Optical coherence tomography (OCT) is a relatively new imaging modality using light for highly-sensitive imaging of a biological sample with high spatial resolution [5
]. OCT was originally developed based on low coherence interferometry [7
] where the time delay of optical echoes is determined using a low-coherence optical source and a delay-scanning interferometer. Optical interferometric imaging methods using frequency domain ranging have recently received considerable interest due to their high image acquisition speed and sensitivity. Two frequency domain methods have been demonstrated to date: spectral-domain optical coherence tomography (SD-OCT) [8
] and optical frequency domain imaging (OFDI) [13
]. In SD-OCT, the spectral interference fringe is measured in the spatial domain by means of a diffraction grating and a charge-coupled device (CCD) array. In OFDI, the spectral fringe is mapped to the time domain by use of a frequency-swept light source and is measured with a photodetector as a function of time. Since each data point of the spectral fringe links to the corresponding spatial frequency component of the depth profile of the sample, the axial line of an image (A-line) is obtained by performing a discrete Fourier transform of the acquired data. Since the Fourier transform process involves integration of the entire data set obtained in a single A-line period, the signal-to-noise ratio (SNR) is enhanced relative to time domain ranging [16
]. This improvement in SNR is particularly advantageous for applications requiring high image acquisition rates such as screening for disease and surveillance of large tissue volumes. It is, however, conceivable that the integration effect enhances the sensitivity to sample motion because the motion-induced change in signal is also integrated over the entire A-line acquisition period.

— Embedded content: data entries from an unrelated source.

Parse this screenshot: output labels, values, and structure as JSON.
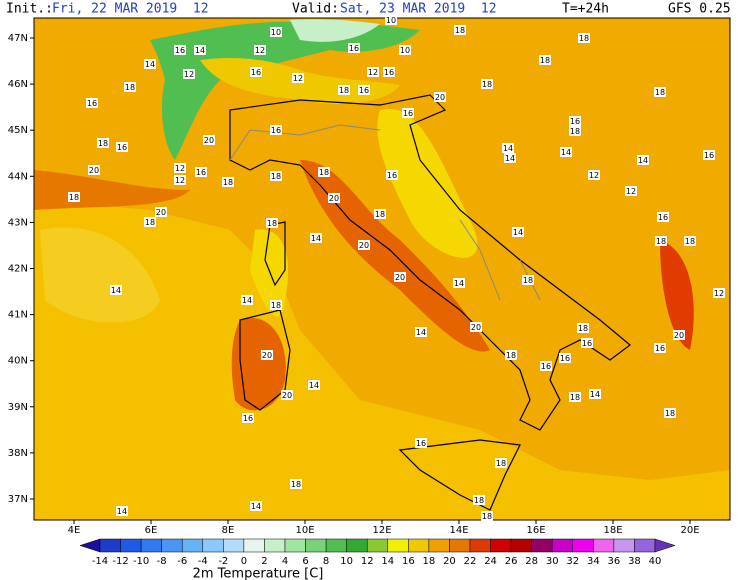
{
  "header": {
    "init_label": "Init.:",
    "init_time": "Fri, 22 MAR 2019  12",
    "valid_label": "Valid:",
    "valid_time": "Sat, 23 MAR 2019  12",
    "lead_time": "T=+24h",
    "model": "GFS 0.25"
  },
  "lat_labels": [
    "47N",
    "46N",
    "45N",
    "44N",
    "43N",
    "42N",
    "41N",
    "40N",
    "39N",
    "38N",
    "37N"
  ],
  "lon_labels": [
    "4E",
    "6E",
    "8E",
    "10E",
    "12E",
    "14E",
    "16E",
    "18E",
    "20E"
  ],
  "map_labels": [
    "10",
    "10",
    "16",
    "14",
    "14",
    "12",
    "18",
    "16",
    "12",
    "16",
    "10",
    "18",
    "12",
    "16",
    "12",
    "16",
    "18",
    "18",
    "18",
    "18",
    "18",
    "16",
    "20",
    "16",
    "16",
    "20",
    "18",
    "16",
    "12",
    "12",
    "16",
    "18",
    "20",
    "18",
    "20",
    "18",
    "18",
    "18",
    "20",
    "16",
    "18",
    "16",
    "18",
    "14",
    "14",
    "14",
    "14",
    "16",
    "12",
    "12",
    "16",
    "18",
    "18",
    "12",
    "20",
    "16",
    "14",
    "20",
    "18",
    "14",
    "20",
    "14",
    "14",
    "14",
    "18",
    "14",
    "20",
    "18",
    "18",
    "16",
    "16",
    "18",
    "16",
    "20",
    "14",
    "20",
    "16",
    "18",
    "14",
    "18",
    "16",
    "18",
    "18",
    "18",
    "18",
    "14",
    "14"
  ],
  "colorbar": {
    "labels": [
      "-14",
      "-12",
      "-10",
      "-8",
      "-6",
      "-4",
      "-2",
      "0",
      "2",
      "4",
      "6",
      "8",
      "10",
      "12",
      "14",
      "16",
      "18",
      "20",
      "22",
      "24",
      "26",
      "28",
      "30",
      "32",
      "34",
      "36",
      "38",
      "40"
    ],
    "title": "2m Temperature [C]"
  }
}
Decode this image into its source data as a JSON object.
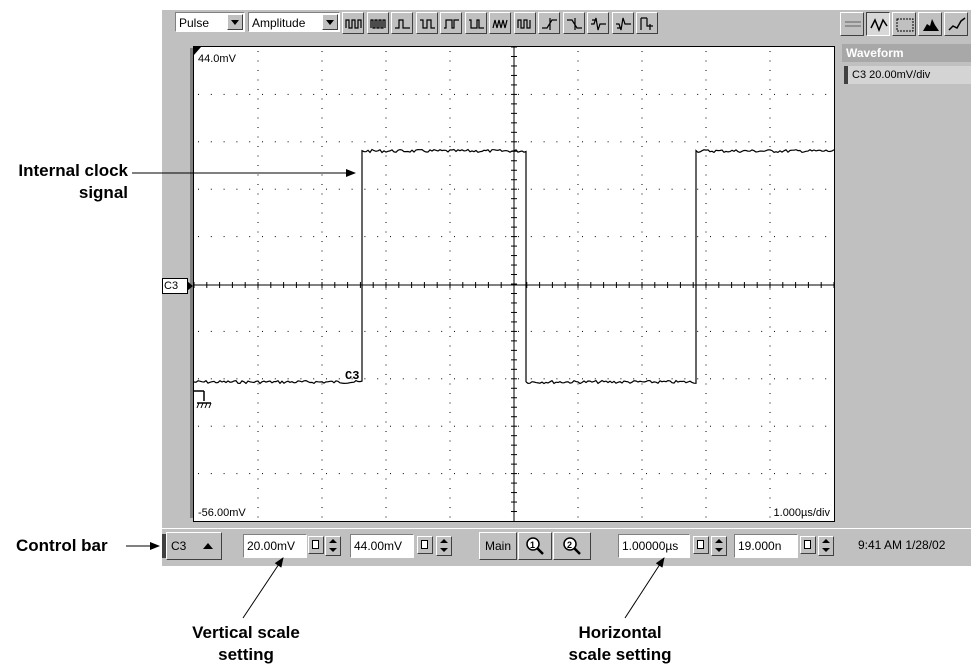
{
  "toolbar": {
    "measurement_type": "Pulse",
    "measurement": "Amplitude",
    "measure_icons": [
      "period-icon",
      "frequency-icon",
      "pos-width-icon",
      "neg-width-icon",
      "pos-duty-icon",
      "neg-duty-icon",
      "burst-width-icon",
      "cycle-icon",
      "rise-time-icon",
      "fall-time-icon",
      "pos-overshoot-icon",
      "neg-overshoot-icon",
      "cursor-measure-icon"
    ],
    "mode_icons": [
      "flat-icon",
      "waveform-icon",
      "grid-icon",
      "histogram-icon",
      "xy-icon"
    ]
  },
  "graticule": {
    "top_label": "44.0mV",
    "bottom_label": "-56.00mV",
    "timebase_label": "1.000µs/div",
    "channel_marker": "C3",
    "trace_label": "C3"
  },
  "right_panel": {
    "header": "Waveform",
    "item": "C3 20.00mV/div"
  },
  "control_bar": {
    "channel": "C3",
    "vertical_scale": "20.00mV",
    "vertical_offset": "44.00mV",
    "main_label": "Main",
    "horizontal_scale": "1.00000µs",
    "horizontal_position": "19.000n",
    "datetime": "9:41 AM 1/28/02"
  },
  "callouts": {
    "internal_clock_line1": "Internal clock",
    "internal_clock_line2": "signal",
    "control_bar": "Control bar",
    "vertical_line1": "Vertical scale",
    "vertical_line2": "setting",
    "horizontal_line1": "Horizontal",
    "horizontal_line2": "scale setting"
  }
}
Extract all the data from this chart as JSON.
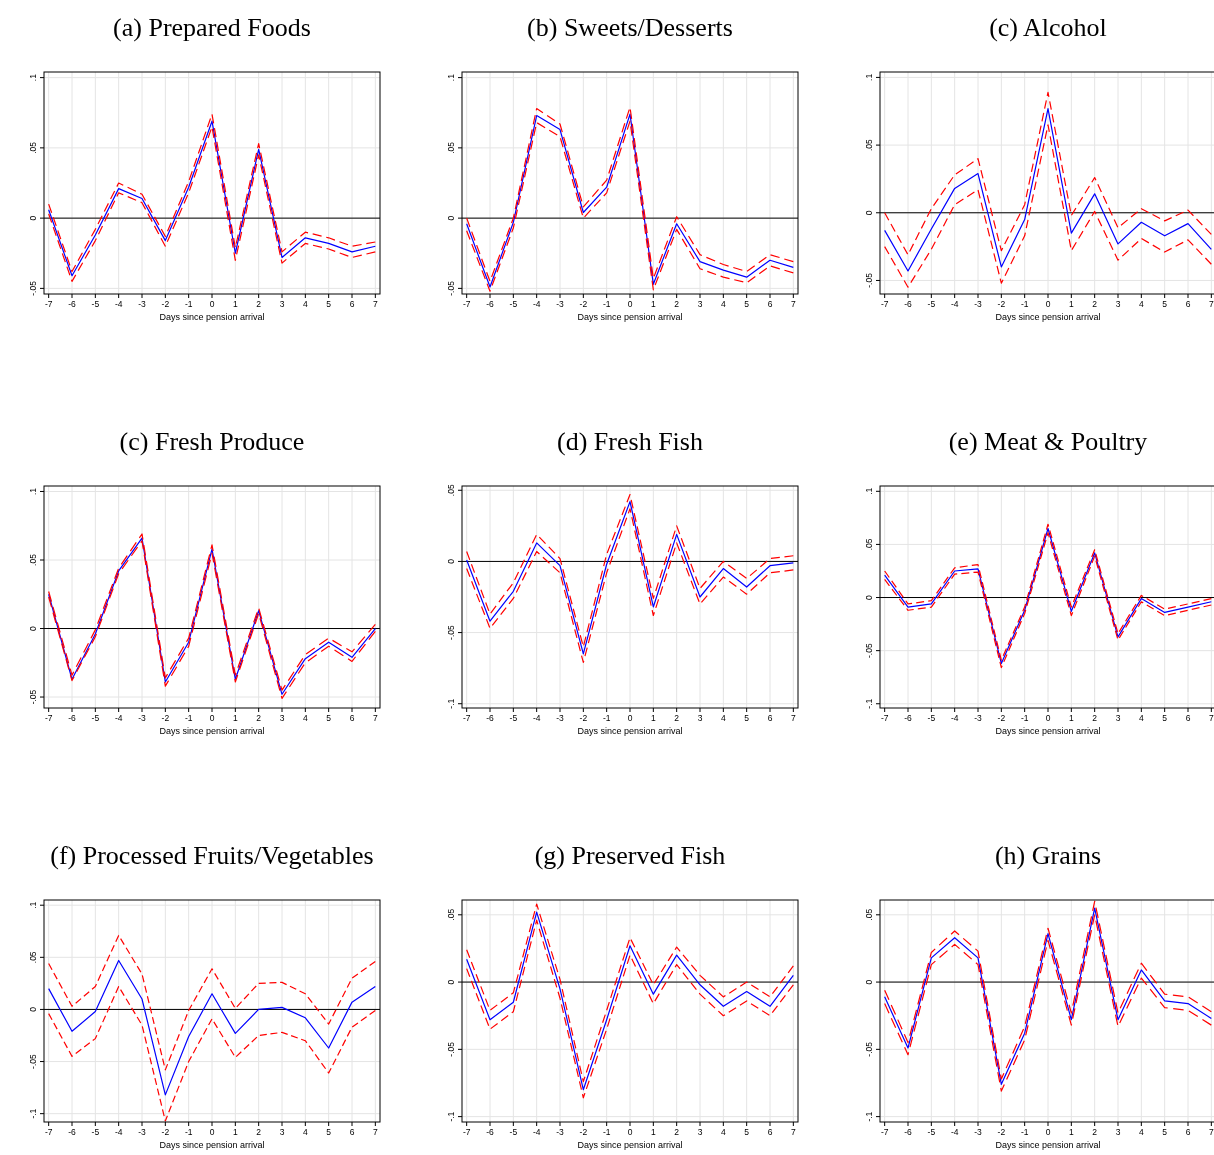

While both SD-OCT and OFDI are based on the same fundamental principle of optical interferometric imaging, the specifics of motion effects are quite different because of distinct signal acquisition methods. SD-OCT measures the interference signal in a time-integrated manner; however, OFDI obtains the signal as a function of time. In SD-OCT, for instance, a path length change in the interferometer results in phase drift in the interference fringe [18
]. If the phase drifts over more than π during a single A-line acquisition, the measured amplitude of the interference fringe can be considerably diminished, resulting in a degradation of SNR. A question may also arise whether this fringe washout can occur simply by scanning a probe beam over a stationary sample if the sample has internal structures with spatially varying depths. In biological samples, the mean depth to a particular structure may change by a large number of optical wavelengths between A-lines by beam scanning. In OFDI, the signal modulation frequency is uniquely related to depth in a sample [22
]. In terms of signal acquisition and processing, OFDI is analogous to conventional magnetic resonance imaging (MRI) [1
] in which the spatial position is encoded in the spin rotation frequency by using gradient magnetic fields. Therefore, it is expected that the motion effects in OFDI may be similar to those in MRI.
In this paper, we describe the results of theoretical and experimental investigation on the motion effects in SD-OCT and OFDI. Section 2 concerns SD-OCT, and Section 3 describes OFDI. For each of the imaging methods, we describe a theoretical analysis, experimental verifications, and discussion on the implications of the motion effects in clinical applications. Section 4 summarizes the results.